2. Aus dem genehmigten Versuchsprogramm der Gesamtschule Harburg kann nicht hergeleitet werden, dass Geschwisterkinder von Schülern der Schule bevorzugt bei der Auswahl der in die Jahrgangsstufe 5 aufzunehmenden Schüler berücksichtigt werden sollen. Denn das Versuchsprogramm weist nur für 50 % der in die Klassen im Jahrgang 5 aufzunehmenden Schüler aus, dass die Aufnahme aufgrund besonderer Auswahlkriterien erfolgen soll, da die Auswahl der Schülerschaft ausschließlich nach Elternwunsch und sodann örtlicher Nähe "nicht notwendig zu einer entsprechend den obigen Zielen gewünschten Zusammensetzung der Schülerschaft" führe. Das damit bezweckte Ziel, in den Klassen eine "Kerngruppe von Schülern mit Vorbildfunktion" und damit ein "genügend hohes Anregungsniveau" für alle Schüler zu schaffen, um damit die Leistungen aller Schüler zu verbessern, soll durch die "Parameter der besonderen Aufnahmeregeln" erreicht werden. Die darüber hinaus unter der Überschrift "Kriterien und Verfahren" aufgeführte vorrangige Berücksichtigung von Geschwisterkindern im Rahmen der Gruppe der Schüler, die nicht nach dem besonderen Aufnahmeverfahren ausgewählt werden, bezieht sich nicht auf das Versuchsprogramm und kann daraus auch nicht hergeleitet werden. Denn ein Geschwisterkind kann zwar auch die Parameter der besonderen Aufnahmeregeln erfüllen. Dies ist dann aber nicht auf die Eigenschaft als Geschwisterkind eines Schülers der Schule zurückzuführen. Die vorrangige Berücksichtigung von Geschwisterkindern ist folglich nicht als eine Begrenzung der Auswahlkriterien des § 42 Abs. 4 HmbSG aufgrund von § 10 Abs. 3 HmbSG zu verstehen, sondern mit der Antragsgegnerin und dem Verwaltungsgericht im Rahmen der Auslegung des das Ermessen bindenden Merkmals "altersangemessener Schulweg" des § 42 Abs. 4 HmbSG zu werten.

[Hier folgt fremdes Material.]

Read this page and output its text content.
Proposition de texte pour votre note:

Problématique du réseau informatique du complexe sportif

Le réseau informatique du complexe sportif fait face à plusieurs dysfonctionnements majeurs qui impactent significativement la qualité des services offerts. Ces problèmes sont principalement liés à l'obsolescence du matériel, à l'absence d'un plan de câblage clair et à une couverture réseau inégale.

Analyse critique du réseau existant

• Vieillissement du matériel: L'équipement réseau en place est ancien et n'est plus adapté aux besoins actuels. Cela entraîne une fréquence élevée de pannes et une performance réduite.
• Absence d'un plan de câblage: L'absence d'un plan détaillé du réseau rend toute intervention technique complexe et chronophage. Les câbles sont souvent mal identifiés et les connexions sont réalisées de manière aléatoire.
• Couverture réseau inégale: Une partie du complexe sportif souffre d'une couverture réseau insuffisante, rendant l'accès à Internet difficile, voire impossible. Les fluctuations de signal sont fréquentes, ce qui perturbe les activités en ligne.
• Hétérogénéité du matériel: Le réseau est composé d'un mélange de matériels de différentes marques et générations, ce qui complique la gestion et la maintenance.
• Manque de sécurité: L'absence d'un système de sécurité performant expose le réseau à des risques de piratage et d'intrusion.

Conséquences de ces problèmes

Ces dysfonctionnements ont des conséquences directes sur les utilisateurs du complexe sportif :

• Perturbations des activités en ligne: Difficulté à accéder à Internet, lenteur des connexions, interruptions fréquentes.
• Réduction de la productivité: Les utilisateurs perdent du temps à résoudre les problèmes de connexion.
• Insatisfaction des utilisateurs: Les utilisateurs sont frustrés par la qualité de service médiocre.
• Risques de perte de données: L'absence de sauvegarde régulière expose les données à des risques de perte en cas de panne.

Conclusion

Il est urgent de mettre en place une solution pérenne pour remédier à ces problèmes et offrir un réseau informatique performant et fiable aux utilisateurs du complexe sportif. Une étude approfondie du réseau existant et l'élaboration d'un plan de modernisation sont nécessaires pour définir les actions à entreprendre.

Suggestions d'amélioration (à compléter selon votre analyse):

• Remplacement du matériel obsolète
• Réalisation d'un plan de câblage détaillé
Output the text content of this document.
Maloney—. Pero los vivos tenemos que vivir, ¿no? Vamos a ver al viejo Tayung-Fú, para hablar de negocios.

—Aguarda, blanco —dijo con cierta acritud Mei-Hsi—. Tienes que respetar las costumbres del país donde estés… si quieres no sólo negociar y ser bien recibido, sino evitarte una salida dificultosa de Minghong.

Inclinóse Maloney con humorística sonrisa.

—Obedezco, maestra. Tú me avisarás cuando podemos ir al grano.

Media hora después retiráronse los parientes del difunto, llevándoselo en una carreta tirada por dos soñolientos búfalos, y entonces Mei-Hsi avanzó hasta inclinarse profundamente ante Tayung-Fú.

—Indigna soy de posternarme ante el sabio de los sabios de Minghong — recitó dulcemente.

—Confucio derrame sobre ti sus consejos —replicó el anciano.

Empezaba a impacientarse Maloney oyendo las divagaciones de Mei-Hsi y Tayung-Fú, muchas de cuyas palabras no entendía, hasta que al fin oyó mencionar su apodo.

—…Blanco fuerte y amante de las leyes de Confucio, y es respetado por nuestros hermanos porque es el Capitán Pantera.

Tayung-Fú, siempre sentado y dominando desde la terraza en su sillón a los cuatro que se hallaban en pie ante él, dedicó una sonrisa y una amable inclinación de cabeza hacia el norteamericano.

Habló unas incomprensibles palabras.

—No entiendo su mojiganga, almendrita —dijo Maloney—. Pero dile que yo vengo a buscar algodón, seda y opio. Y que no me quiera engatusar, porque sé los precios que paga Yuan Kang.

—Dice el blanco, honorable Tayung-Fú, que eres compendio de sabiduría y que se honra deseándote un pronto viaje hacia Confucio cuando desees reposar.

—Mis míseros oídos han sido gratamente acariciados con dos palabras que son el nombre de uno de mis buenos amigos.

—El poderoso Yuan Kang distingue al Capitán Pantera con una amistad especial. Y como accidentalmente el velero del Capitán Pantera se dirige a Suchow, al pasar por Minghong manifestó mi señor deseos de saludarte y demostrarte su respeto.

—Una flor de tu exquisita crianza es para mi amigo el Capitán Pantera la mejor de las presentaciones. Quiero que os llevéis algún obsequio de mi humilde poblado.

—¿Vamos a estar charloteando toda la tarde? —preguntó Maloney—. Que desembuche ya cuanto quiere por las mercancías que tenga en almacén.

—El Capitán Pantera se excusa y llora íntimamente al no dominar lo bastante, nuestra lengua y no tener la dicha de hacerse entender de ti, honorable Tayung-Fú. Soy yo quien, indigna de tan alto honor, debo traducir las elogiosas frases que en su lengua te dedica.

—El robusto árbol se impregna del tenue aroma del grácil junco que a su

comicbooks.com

3. Der demnach zutreffend vom Verwaltungsgericht für die Beurteilung der Rechtmäßigkeit der Auswahlentscheidung der Antragsgegnerin zu Grunde gelegte § 42 Abs. 4 HmbSG führt zu einem Anspruch der Antragsteller auf Aufnahme ihres Kindes in die Jahrgangsstufe 5 der Gesamtschule Harburg. Denn anders als die Antragsgegnerin meint, führt die Auslegung der Vorschrift nicht dazu, dass Geschwisterkinder im Rahmen der Entscheidung nach § 42 Abs. 4 HmbSG vorrangig berücksichtigt werden können. Zutreffend hat das Verwaltungsgericht unter Heranziehung der Entstehungsgeschichte der gegenwärtigen Fassung der Vorschrift ausgeführt, dass der Gesetzgeber, wie es auch im Wortlaut der Vorschrift durch die Verwendung des Wortes "maßgeblich" angelegt ist, neben den geäußerten Wünschen der Eltern als Auswahlkriterium die Ermöglichung eines altersangemessenen Schulweges berücksichtigt wissen wollte und damit "- wie schon nach der bisherigen Verwaltungspraxis - die Länge des Schulwegs der aufzunehmenden und umzulenkenden Schülerinnen und Schüler" meinte (BüDrs. 18/1706 S. 13). Wenn die Antragsgegnerin darüber hinaus weitere Kriterien, wie den gemeinsamen Schulbesuch von Geschwisterkindern, bei der Auswahl berücksichtigen will, ist dies nach Wortlaut sowie Sinn und Zweck des Gesetzes nicht ausgeschlossen. Nach der eindeutigen Intention des Gesetzgebers können derartige Gesichtspunkte bei der Auswahl "gleichrangig aufzunehmender Kinder gegebenenfalls berücksichtigt werde" (BüDrs. 18/1706, a.a.O.). Daraus ergibt sich deutlich, dass die historische Auslegung der Vorschrift die Annahme des Verwaltungsgerichts bestätigt. Bei erschöpften Kapazitäten darf die Auswahl der Schüler gegenüber dem Maßstab eines altersangemessenen Schulweges und damit dessen Länge nicht vorrangig unter dem Gesichtspunkt erfolgen, dass bereits Geschwisterkinder die Schule besuchen. Allenfalls bei etwa gleichlangen Schulwegen und damit gleichrangig zu berücksichtigenden Kindern kann als weiteres Auswahlkriterium der gemeinsame Schulbesuch von Geschwisterkindern ausschlaggebend herangezogen werden.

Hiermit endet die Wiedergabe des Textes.